Petit à petit, le jeune Sondo s’adapte à sa nouvelle condition. Même s’il arrive à reprendre sa vie en main, il ne pouvait pas s’arrêter là, car grandes étaient ses ambitions. Son vœu le plus cher c’était de partager son expérience avec des personnes qui vivent dans des conditions pareilles aux siennes. Ce rêve, il le réalisera grâce au FAFPA (Fonds d’appui à la formation professionnelle et à l’apprentissage). «En écoutant un jour la radio, j’ai entendu parler de cette institution. J’ai alors décidé d’aller vers eux et de leur montrer mon savoir-faire. C’est alors que j’ai été pris comme formateur à leur niveau», nous a-t-il expliqué, en nous fixant de ses yeux rouges. Pour Blaise Oscar Ilboudo, directeur général du FAFPA, les compétences de M. Sondo ne sont plus à démontrer.

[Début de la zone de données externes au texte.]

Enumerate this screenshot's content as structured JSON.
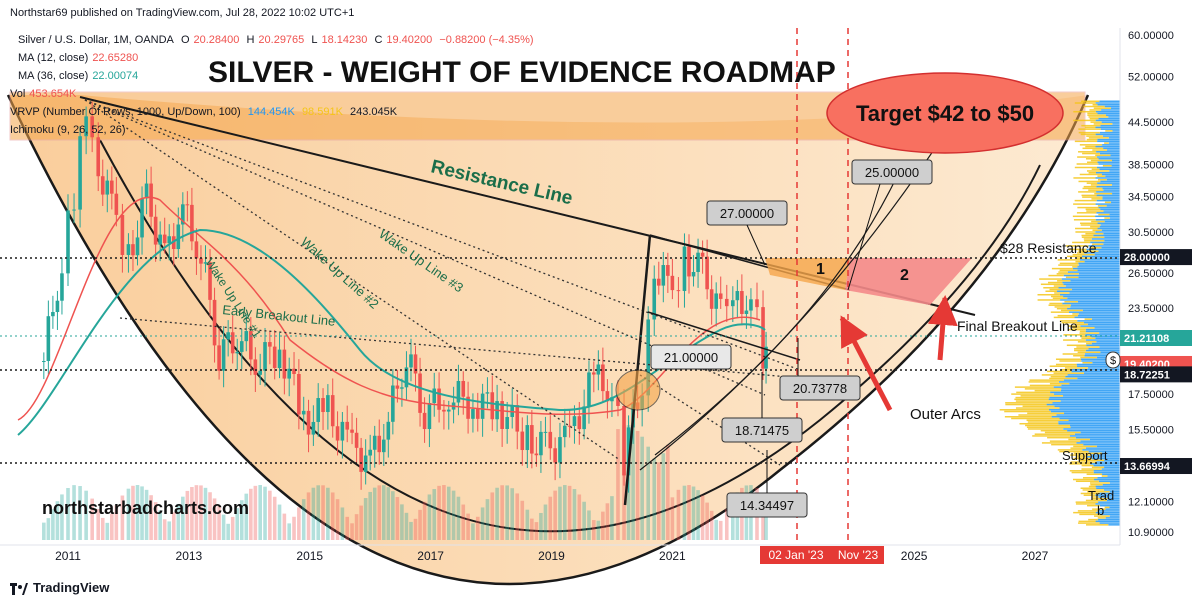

«Nous l’accompagnons depuis 2007, mais c’est en 2010 qu’il a commencé en tant que consultant. C’est une personne assez particulière. Malgré son handicap, il a pu acquérir un domicile, une voiture, il paie la scolarité de ses quatre enfants (dont l’âge est compris entre 4 et 14), il vit dignement», cite-t-il, entre autres. Mieux, il n’hésitera pas à ajouter que ce monsieur est pour eux un repère qui leur permet de dire aux personnes vivant avec un handicap de ne pas considérer leur situation comme une fatalité.
Z.S.
«Nous sommes tous des handicapés potentiels»
De 2008 à aujourd’hui, le promoteur d’ASASA a formé au total 422 personnes. A Arbolé, nous avons pu le voir à l’œuvre. C’était lors du lancement de la formation de 25 personnes vivant avec un handicap, membres de l’Association Songuitaaba des personnes handicapées(ASPH) de ladite localité. A cette occasion, le cinquantenaire, avec l’aide de son entourage qui a réuni les éléments nécessaires à ses côtés, a fait une démonstration en fabriquant, en à peine dix minutes, une bassine à moitié pleine de savon liquide. Il profitera de ce moment pour lancer un message invitant tous ceux qui vivent dans son cas à ne pas céder au découragement. A son avis, ça peut arriver à n’importe qui. «On peut être valide aujourd’hui, et demain se retrouver avec un handicap. Ça change la vie. Il faut s’adapter à la situation et apprendre à compter sur les autres», nous-a-t-il confié avant de conclure de la plus belle des manières : «Normalement, on regarde avec les yeux. Mais, quand on perd la vue, il faut apprendre à regarder avec le cœur».